An important term that is often used in association with the use of medicines is bioavailability. Bioavailability is the fraction of an ingested dose of a drug that gains access to the systemic circulation. To reach the circulation (see Figure 1.3), drugs must penetrate the intestinal mucosa and avoid metabolism by the intestinal and liver enzymes. Drugs that reach the blood vessels of the gastrointestinal tract are carried in the blood supply directly to the liver by the portal vein. The liver is a major source of enzymes, and these enzymes are involved in the biochemical processes in the body. While, none of these enzymes have drugs as their natural substrates, they do metabolise drugs. Indeed, many drugs are inactivated by metabolism. After oral administration, drugs cannot avoid being taken to the liver. Metabolism after absorption from the gut is known as First Pass Metabolism. If drugs undergo extensive first pass metabolism after oral administration, they are often administered by another route to avoid this inactivation e.g. sublingual, rectal.
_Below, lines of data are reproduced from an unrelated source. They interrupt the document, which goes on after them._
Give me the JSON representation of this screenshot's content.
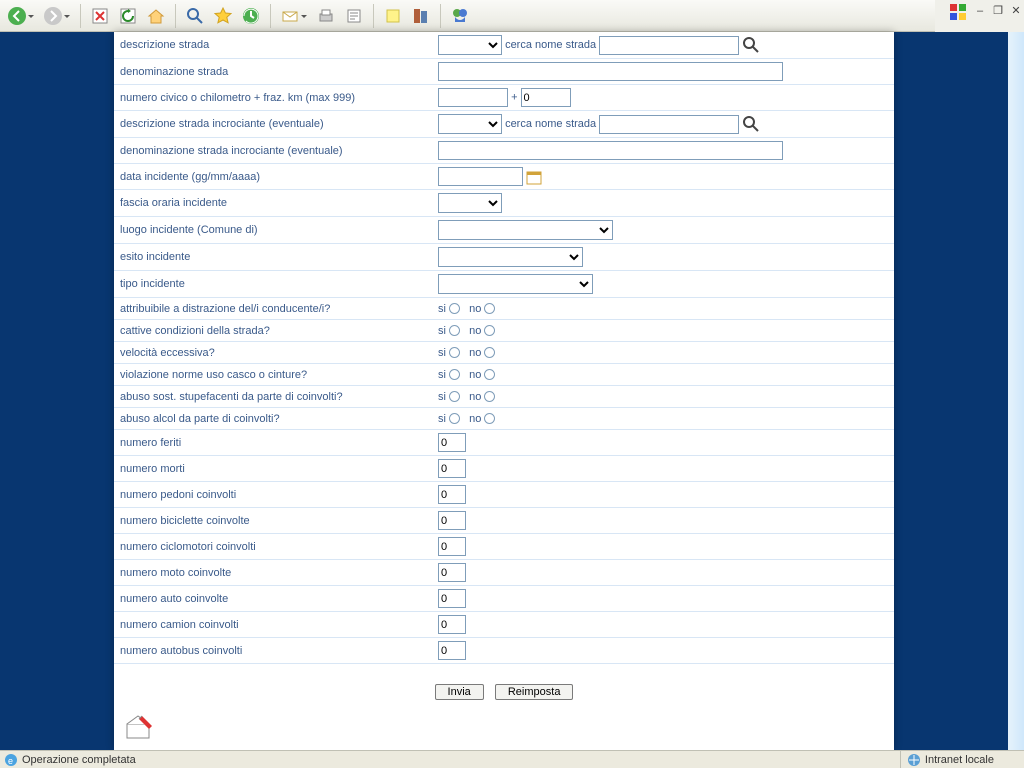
{
  "status": {
    "left": "Operazione completata",
    "right": "Intranet locale"
  },
  "labels": {
    "descrizione_strada": "descrizione strada",
    "cerca_nome_strada": "cerca nome strada",
    "denom_strada": "denominazione strada",
    "numero_civico": "numero civico o chilometro + fraz. km (max 999)",
    "descr_incrociante": "descrizione strada incrociante (eventuale)",
    "denom_incrociante": "denominazione strada incrociante (eventuale)",
    "data_incidente": "data incidente (gg/mm/aaaa)",
    "fascia_oraria": "fascia oraria incidente",
    "luogo_incidente": "luogo incidente (Comune di)",
    "esito": "esito incidente",
    "tipo": "tipo incidente",
    "q_distrazione": "attribuibile a distrazione del/i conducente/i?",
    "q_condizioni": "cattive condizioni della strada?",
    "q_velocita": "velocità eccessiva?",
    "q_violazione": "violazione norme uso casco o cinture?",
    "q_stupefacenti": "abuso sost. stupefacenti da parte di coinvolti?",
    "q_alcol": "abuso alcol da parte di coinvolti?",
    "n_feriti": "numero feriti",
    "n_morti": "numero morti",
    "n_pedoni": "numero pedoni coinvolti",
    "n_bici": "numero biciclette coinvolte",
    "n_ciclo": "numero ciclomotori coinvolti",
    "n_moto": "numero moto coinvolte",
    "n_auto": "numero auto coinvolte",
    "n_camion": "numero camion coinvolti",
    "n_autobus": "numero autobus coinvolti",
    "si": "si",
    "no": "no",
    "plus": " + "
  },
  "values": {
    "fraz_km": "0",
    "n_feriti": "0",
    "n_morti": "0",
    "n_pedoni": "0",
    "n_bici": "0",
    "n_ciclo": "0",
    "n_moto": "0",
    "n_auto": "0",
    "n_camion": "0",
    "n_autobus": "0"
  },
  "buttons": {
    "invia": "Invia",
    "reimposta": "Reimposta"
  }
}
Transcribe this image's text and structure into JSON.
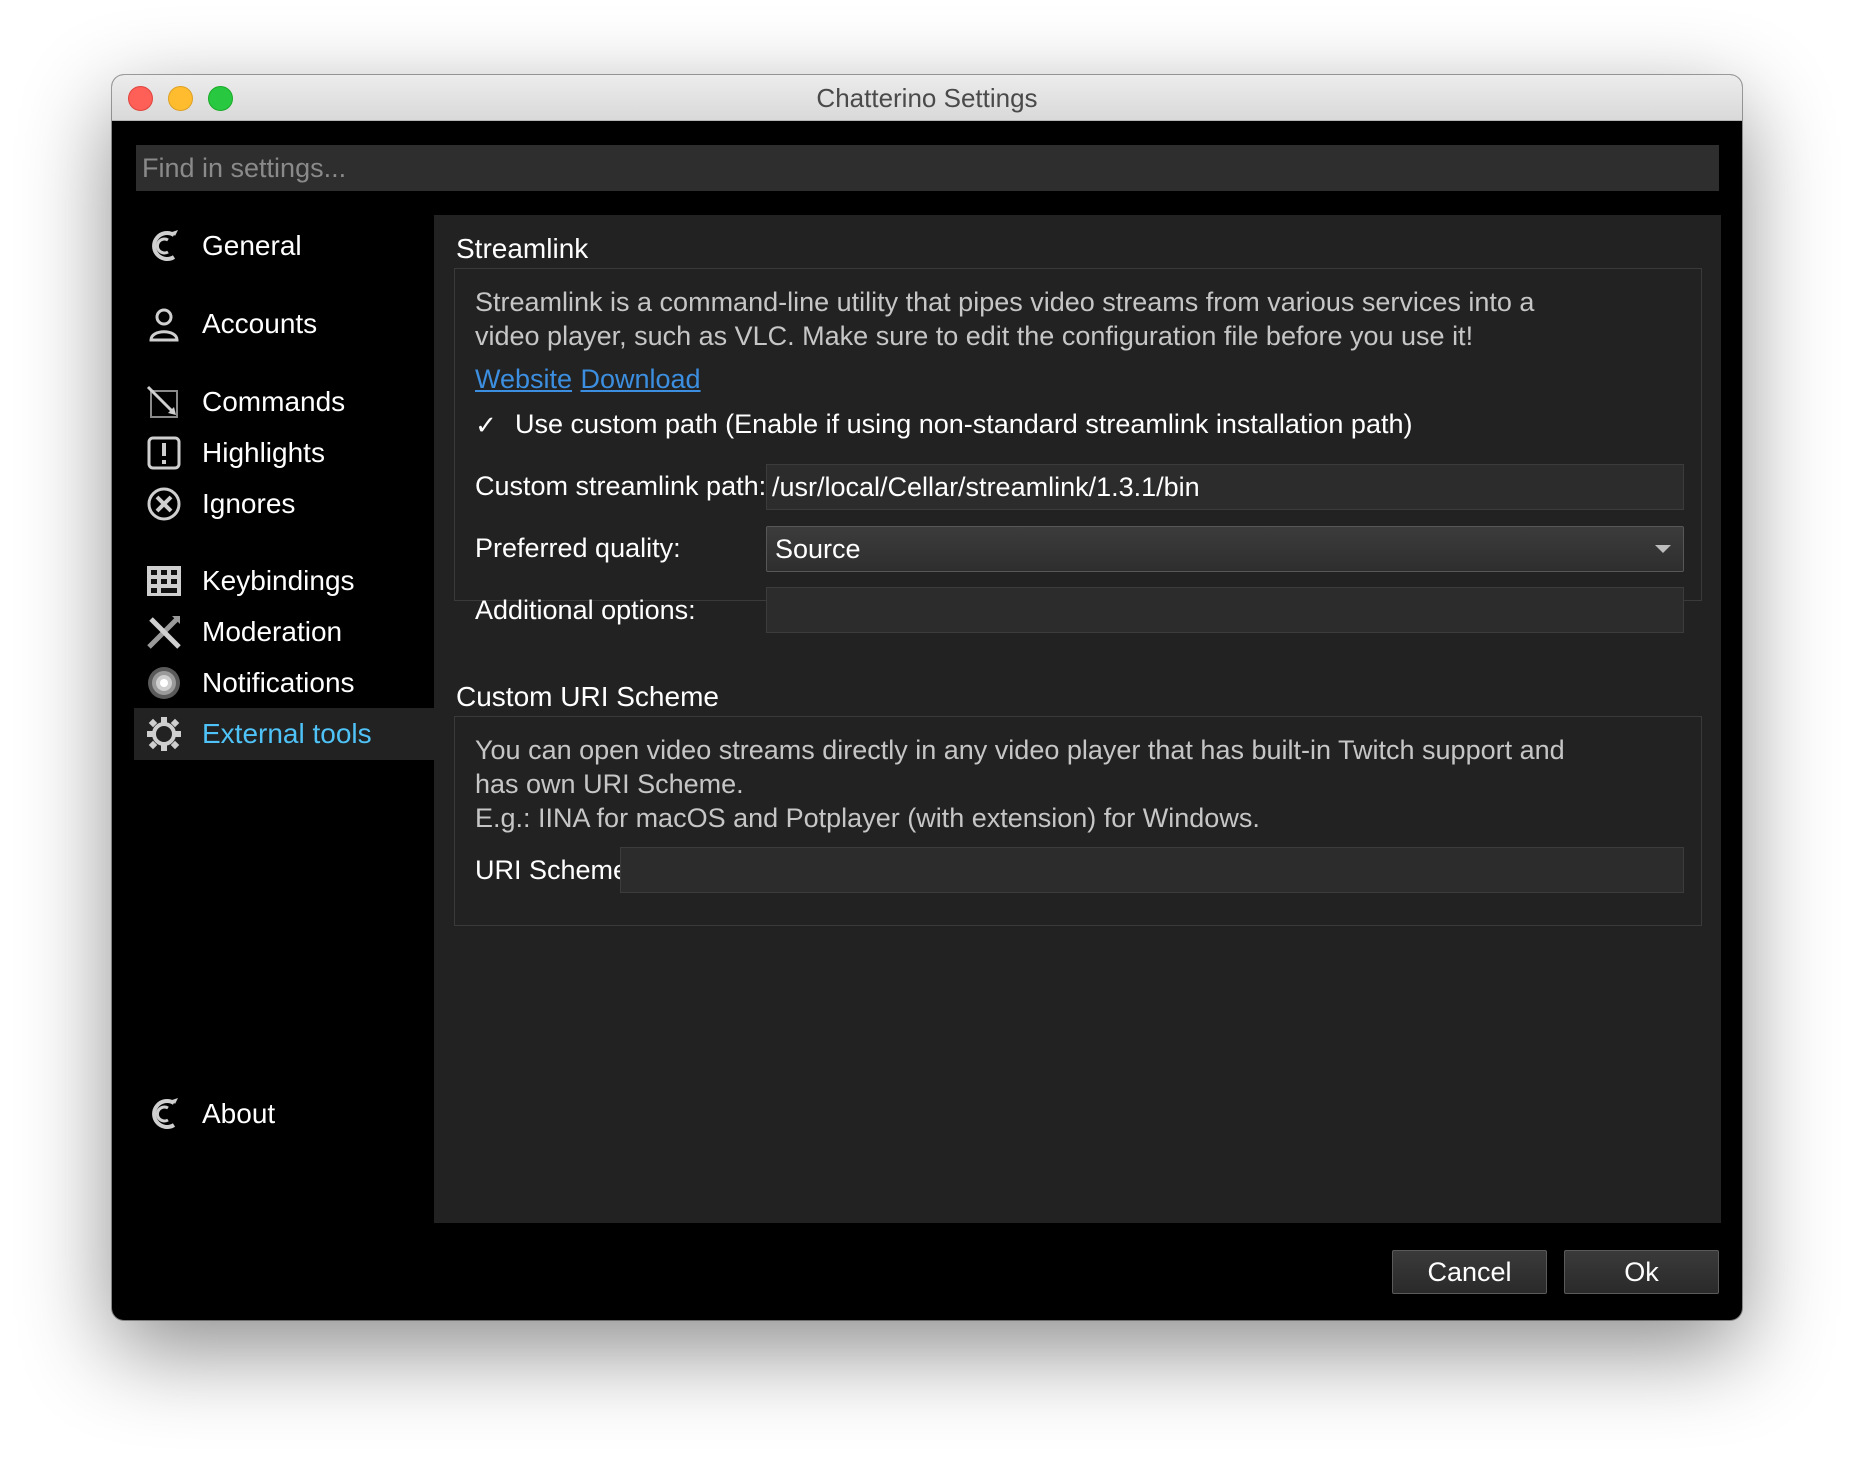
{
  "window": {
    "title": "Chatterino Settings"
  },
  "search": {
    "placeholder": "Find in settings..."
  },
  "sidebar": {
    "items": [
      {
        "label": "General",
        "icon": "chatterino-logo-icon"
      },
      {
        "label": "Accounts",
        "icon": "user-icon"
      },
      {
        "label": "Commands",
        "icon": "commands-icon"
      },
      {
        "label": "Highlights",
        "icon": "exclamation-icon"
      },
      {
        "label": "Ignores",
        "icon": "ignore-x-icon"
      },
      {
        "label": "Keybindings",
        "icon": "keyboard-icon"
      },
      {
        "label": "Moderation",
        "icon": "swords-icon"
      },
      {
        "label": "Notifications",
        "icon": "notification-icon"
      },
      {
        "label": "External tools",
        "icon": "gear-icon",
        "active": true
      }
    ],
    "about": {
      "label": "About",
      "icon": "chatterino-logo-icon"
    }
  },
  "streamlink": {
    "title": "Streamlink",
    "description_line1": "Streamlink is a command-line utility that pipes video streams from various services into a",
    "description_line2": "video player, such as VLC. Make sure to edit the configuration file before you use it!",
    "website_link": "Website",
    "download_link": "Download",
    "custom_path_checkbox_label": "Use custom path (Enable if using non-standard streamlink installation path)",
    "custom_path_checked": true,
    "custom_path_label": "Custom streamlink path:",
    "custom_path_value": "/usr/local/Cellar/streamlink/1.3.1/bin",
    "quality_label": "Preferred quality:",
    "quality_value": "Source",
    "options_label": "Additional options:",
    "options_value": ""
  },
  "uri_scheme": {
    "title": "Custom URI Scheme",
    "description_line1": "You can open video streams directly in any video player that has built-in Twitch support and",
    "description_line2": "has own URI Scheme.",
    "description_line3": "E.g.: IINA for macOS and Potplayer (with extension) for Windows.",
    "label": "URI Scheme:",
    "value": ""
  },
  "buttons": {
    "cancel": "Cancel",
    "ok": "Ok"
  },
  "colors": {
    "accent": "#4fc3f7",
    "link": "#3c8fe0",
    "background": "#000000",
    "panel": "#222222"
  }
}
Figure 1.4 First pass metabolism (Copyright QUT University, Sheila Doggrell)
Whether drugs are administered orally or by other routes, they often end up in blood vessels, and, to reach their target site, have to then be absorbed from blood vessels. This occurs predominantly by diffusion. Cardiovascular disease can lead to low perfusion of tissues (e.g. in heart failure, there is low perfusion of tissues) and this can slow the absorption of drugs. Conversely, exercise increases blood flow, and will increase the absorption of drugs from the blood vessels in skeletal muscle.
In addition to oral administration, routes of drug administration include sublingual, rectal, injection, topical, and pulmonary. Each of these routes has both advantages and disadvantages when compared to oral administration.